Lowe notes that this Glasgow firm was founded by Walter Neilson and James Mitchell in about 1836 to manufacture stationary and marine engines with premises in McAlpine Street.. In 1837 it had become Kerr, Mitchell & Neilson, but by 1845 it was Neilson & Co. The first locomotives were built in the Hyde Park Street works in Finnieston in 1843 and were three 0-4-0s for the 4' 6" gauge Glasgow, Garnkirk and Coatbridge Railway. (Jas. F. McEwan. Centenary of the Garnkirk and Glasgow Ry. Locomotive Mag., 1931, 37, 354-6. 5 diagrams).For the first five years all the output went to local railways including the Monkland, Wishaw & Coltness, Glasgow and Ayr, and Edinburgh & Glasgow railways. In 1850 some 2-2-2 well tanks were built, two for the Edinburgh & Glasgow Railway named Wee Scotland and Little England.
Until 1855 stationary and marine engines continued to be built, and a notable stationary engine was for rope haulage on the Cowlairs Incline built in 1842. This side of the business was then dropped, and in the same year the firm became Neilson & Co. Large orders came from India Punjaub. Scinde, Great Indian Peninsula, Bombay Baroda & Central Indian; and East Indiian railways all received locomotives in the 1860s
Following the involvement of James Reid it became North British Locomotive Co. in 1903.

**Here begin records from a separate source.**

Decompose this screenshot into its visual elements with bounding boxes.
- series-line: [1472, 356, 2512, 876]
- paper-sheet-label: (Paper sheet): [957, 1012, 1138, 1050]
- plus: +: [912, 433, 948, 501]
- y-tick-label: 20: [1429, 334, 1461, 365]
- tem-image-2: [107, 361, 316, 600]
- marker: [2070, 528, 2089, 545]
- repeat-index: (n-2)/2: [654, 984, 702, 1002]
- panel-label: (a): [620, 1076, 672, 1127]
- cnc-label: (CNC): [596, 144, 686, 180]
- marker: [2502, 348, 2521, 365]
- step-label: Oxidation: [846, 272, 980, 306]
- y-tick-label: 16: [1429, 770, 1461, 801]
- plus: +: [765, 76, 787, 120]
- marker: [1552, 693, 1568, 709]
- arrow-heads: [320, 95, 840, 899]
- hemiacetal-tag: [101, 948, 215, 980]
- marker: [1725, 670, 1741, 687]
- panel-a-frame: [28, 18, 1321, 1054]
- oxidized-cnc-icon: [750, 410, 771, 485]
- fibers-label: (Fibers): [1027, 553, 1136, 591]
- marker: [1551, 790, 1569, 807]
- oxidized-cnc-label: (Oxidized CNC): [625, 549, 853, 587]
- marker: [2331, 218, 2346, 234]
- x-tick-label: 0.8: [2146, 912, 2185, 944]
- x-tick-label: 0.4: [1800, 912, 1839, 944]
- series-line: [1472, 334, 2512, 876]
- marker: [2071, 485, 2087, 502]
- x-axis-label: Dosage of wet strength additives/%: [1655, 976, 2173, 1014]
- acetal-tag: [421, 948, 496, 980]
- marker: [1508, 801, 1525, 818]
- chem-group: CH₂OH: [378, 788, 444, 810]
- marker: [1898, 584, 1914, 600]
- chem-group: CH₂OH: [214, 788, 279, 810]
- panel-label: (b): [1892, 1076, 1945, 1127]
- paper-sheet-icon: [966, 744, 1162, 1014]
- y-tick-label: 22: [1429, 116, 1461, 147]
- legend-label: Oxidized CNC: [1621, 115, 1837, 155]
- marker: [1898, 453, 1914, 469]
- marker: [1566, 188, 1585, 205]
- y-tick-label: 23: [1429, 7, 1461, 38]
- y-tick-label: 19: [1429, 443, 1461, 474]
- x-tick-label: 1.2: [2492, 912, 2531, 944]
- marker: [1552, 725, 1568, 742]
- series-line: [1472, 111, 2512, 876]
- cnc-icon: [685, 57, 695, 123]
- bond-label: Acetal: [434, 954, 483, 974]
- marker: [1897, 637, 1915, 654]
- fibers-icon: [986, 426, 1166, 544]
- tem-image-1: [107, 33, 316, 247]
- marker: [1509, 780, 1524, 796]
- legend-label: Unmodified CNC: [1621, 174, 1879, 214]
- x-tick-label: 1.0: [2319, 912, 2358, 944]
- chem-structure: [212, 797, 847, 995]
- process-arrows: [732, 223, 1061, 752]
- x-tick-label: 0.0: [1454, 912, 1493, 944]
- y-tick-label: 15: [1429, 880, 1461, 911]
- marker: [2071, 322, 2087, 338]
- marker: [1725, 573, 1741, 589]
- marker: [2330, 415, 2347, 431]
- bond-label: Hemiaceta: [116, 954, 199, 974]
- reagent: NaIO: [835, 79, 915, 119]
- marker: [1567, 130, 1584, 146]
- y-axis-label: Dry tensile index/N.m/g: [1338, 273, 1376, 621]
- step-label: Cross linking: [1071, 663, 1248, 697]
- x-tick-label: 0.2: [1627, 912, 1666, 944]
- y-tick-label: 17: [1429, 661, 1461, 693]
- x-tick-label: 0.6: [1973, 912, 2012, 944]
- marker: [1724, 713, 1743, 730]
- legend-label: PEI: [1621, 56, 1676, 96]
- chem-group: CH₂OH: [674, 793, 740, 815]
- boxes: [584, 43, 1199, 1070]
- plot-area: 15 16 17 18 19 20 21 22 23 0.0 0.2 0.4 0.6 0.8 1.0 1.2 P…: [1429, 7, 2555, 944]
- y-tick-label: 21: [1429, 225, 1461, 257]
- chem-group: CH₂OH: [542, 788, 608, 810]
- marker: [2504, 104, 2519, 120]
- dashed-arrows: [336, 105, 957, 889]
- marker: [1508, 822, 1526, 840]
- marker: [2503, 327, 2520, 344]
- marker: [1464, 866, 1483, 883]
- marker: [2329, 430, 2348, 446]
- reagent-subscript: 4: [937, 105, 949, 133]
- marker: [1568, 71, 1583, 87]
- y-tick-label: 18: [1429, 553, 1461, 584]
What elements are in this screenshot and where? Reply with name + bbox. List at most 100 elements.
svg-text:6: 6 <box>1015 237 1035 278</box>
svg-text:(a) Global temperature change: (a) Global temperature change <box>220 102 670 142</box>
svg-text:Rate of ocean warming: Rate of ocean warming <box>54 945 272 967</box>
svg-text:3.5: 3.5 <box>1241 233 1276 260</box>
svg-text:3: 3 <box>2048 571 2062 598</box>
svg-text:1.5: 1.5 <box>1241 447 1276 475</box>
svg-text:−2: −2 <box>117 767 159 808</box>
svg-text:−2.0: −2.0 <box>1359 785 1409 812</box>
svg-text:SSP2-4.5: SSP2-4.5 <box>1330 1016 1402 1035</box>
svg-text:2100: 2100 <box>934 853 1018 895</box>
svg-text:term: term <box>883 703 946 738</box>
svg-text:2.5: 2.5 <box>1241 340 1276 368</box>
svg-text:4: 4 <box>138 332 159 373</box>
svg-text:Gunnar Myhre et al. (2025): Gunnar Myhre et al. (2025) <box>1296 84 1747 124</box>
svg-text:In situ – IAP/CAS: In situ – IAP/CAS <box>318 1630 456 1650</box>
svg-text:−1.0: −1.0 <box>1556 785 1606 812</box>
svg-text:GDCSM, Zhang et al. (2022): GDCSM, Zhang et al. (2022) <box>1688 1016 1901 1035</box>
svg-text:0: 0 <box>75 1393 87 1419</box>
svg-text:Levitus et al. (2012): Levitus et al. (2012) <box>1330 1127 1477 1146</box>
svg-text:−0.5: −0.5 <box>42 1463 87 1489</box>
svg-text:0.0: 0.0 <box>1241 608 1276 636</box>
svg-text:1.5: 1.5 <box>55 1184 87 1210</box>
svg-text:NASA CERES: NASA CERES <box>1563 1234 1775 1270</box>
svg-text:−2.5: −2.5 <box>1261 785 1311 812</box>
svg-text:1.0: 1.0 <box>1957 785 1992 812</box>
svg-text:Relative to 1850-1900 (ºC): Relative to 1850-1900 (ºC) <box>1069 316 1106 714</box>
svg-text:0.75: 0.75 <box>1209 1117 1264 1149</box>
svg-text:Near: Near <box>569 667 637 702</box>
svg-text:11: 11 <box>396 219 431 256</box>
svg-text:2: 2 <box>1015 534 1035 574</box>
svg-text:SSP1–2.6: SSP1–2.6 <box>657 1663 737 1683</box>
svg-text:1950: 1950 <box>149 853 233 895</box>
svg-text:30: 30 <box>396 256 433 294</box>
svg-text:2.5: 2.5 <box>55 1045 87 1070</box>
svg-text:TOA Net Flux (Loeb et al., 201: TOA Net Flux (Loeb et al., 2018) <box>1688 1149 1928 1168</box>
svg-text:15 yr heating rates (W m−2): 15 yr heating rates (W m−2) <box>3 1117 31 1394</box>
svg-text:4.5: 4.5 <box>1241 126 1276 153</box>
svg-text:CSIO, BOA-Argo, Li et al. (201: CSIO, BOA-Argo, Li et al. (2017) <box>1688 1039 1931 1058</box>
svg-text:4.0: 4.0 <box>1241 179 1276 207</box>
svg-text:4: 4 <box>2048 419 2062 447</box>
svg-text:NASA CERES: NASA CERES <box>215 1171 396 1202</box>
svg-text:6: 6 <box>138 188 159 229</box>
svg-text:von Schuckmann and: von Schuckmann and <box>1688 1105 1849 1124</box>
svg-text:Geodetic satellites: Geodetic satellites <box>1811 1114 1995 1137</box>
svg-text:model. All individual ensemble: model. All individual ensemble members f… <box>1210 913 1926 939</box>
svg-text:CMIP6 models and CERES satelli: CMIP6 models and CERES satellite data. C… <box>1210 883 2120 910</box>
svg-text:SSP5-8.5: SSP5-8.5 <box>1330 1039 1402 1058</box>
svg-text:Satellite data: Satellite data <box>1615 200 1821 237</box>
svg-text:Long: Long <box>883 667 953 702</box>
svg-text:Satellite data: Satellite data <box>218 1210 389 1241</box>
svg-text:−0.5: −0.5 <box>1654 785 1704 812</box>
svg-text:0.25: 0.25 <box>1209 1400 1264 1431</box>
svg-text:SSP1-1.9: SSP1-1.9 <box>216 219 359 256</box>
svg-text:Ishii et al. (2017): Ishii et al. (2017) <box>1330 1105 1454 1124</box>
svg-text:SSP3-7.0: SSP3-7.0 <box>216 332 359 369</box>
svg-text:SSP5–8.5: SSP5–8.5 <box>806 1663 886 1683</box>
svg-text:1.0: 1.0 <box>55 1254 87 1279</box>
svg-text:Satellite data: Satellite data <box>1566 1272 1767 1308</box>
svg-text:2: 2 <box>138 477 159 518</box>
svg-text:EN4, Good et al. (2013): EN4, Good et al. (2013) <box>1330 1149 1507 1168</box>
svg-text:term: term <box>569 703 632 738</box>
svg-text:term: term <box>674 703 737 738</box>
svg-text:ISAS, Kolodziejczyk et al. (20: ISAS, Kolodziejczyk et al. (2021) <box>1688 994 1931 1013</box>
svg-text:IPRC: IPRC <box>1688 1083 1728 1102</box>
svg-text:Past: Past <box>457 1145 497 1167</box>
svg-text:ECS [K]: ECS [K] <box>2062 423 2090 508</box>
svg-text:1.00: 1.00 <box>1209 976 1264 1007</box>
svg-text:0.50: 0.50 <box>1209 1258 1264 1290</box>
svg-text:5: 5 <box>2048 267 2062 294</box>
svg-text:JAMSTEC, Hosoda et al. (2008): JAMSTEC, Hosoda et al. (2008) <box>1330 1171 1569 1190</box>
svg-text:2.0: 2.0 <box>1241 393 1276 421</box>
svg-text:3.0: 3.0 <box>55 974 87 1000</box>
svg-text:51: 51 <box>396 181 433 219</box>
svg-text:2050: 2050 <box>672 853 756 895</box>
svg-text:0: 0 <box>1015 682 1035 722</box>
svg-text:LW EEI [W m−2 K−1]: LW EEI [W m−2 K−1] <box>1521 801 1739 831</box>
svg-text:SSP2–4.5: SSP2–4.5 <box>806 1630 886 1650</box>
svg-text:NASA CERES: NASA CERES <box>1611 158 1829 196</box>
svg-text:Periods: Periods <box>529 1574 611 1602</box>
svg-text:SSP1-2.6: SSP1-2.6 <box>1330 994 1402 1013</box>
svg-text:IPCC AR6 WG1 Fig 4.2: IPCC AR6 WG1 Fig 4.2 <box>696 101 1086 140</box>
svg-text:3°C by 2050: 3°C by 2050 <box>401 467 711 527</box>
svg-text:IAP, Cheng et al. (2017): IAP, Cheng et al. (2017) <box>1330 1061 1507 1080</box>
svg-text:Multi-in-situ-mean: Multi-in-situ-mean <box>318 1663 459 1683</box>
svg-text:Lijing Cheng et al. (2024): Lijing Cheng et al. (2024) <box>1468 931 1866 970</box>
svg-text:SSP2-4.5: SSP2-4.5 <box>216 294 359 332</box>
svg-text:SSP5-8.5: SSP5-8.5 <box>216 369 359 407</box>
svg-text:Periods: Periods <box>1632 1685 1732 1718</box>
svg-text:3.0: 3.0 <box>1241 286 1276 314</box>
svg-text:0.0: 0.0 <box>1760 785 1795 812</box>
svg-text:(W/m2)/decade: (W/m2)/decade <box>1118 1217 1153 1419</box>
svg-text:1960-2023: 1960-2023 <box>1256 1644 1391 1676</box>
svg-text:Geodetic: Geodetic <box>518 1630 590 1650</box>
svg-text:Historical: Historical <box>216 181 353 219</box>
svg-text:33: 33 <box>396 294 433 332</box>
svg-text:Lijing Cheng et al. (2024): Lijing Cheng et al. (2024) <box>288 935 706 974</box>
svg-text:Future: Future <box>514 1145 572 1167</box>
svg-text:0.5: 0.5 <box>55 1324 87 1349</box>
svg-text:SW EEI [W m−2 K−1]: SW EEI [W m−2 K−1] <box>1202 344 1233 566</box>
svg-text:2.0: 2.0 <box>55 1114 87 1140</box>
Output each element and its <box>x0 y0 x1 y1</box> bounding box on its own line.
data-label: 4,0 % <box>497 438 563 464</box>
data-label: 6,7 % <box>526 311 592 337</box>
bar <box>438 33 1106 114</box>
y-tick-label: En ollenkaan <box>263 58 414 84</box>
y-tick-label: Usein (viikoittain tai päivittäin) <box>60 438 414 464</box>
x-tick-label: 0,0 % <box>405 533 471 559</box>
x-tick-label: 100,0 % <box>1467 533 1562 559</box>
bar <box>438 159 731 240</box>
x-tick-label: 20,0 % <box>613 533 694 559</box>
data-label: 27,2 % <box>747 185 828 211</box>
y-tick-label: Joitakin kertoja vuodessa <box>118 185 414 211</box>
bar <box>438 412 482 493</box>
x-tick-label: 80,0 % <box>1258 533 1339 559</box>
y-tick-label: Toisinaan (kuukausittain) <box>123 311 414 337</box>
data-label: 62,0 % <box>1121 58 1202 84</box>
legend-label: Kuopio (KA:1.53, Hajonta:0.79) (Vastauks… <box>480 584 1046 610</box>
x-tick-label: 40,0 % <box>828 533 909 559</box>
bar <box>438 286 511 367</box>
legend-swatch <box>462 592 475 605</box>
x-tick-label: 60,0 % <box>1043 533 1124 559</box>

Many notable locomotive men were associated in various capacities in Walter Neilson's works: Benjamin Conner was Works Manager, Henry Dubs who subsequently started up on his own, Patrick Stirling, and James Reid who had come from Caird & Co. left for a time to work at Sharp Stewart & Co. and later returned.
Dewhurst, P.C. and Holcroft, Harold. The Fairlie locomotive - Part
2. Later designs and productions.
Trans. Newcomen Soc., 1966, 39, 1-34.
Hunt, David. Locomotive builders to the Midland Railway. Midland Record, (21), 111-26.
Neilson supplied some Midland Railway locomotives: Hunt did not cite his sources See also biography.
Dubs & Co. Glasgow Locomotive Works, Glasgow
Formed by Henry Dubs in 1863 ( See also biography.) when he severed his links with Neilson & Co. Total output 4485 locomotives, mainly for export, although substantial numbers were acquired by British companies. In 1903 amalgamated with Neilson, Reid and Sharp Stewart to form North British Locomotive works.. See also William Lorimer.
Clyde Locomotive Co. Ltd., Springburn,
Founded in 1884 by Walter Montgomerie Neilson. Built eight 4-4-0s for the Highland Railway in 1886 and two for the Girvan & Portpatrick Junction Railway/Ayrshire & Wigtownshire Railway in 1887. These became GSWR Nos. 304/305. Three 0-4-0ST and one 0-6-0ST were also built. Works were taken over by Sharp Stewart in 1888.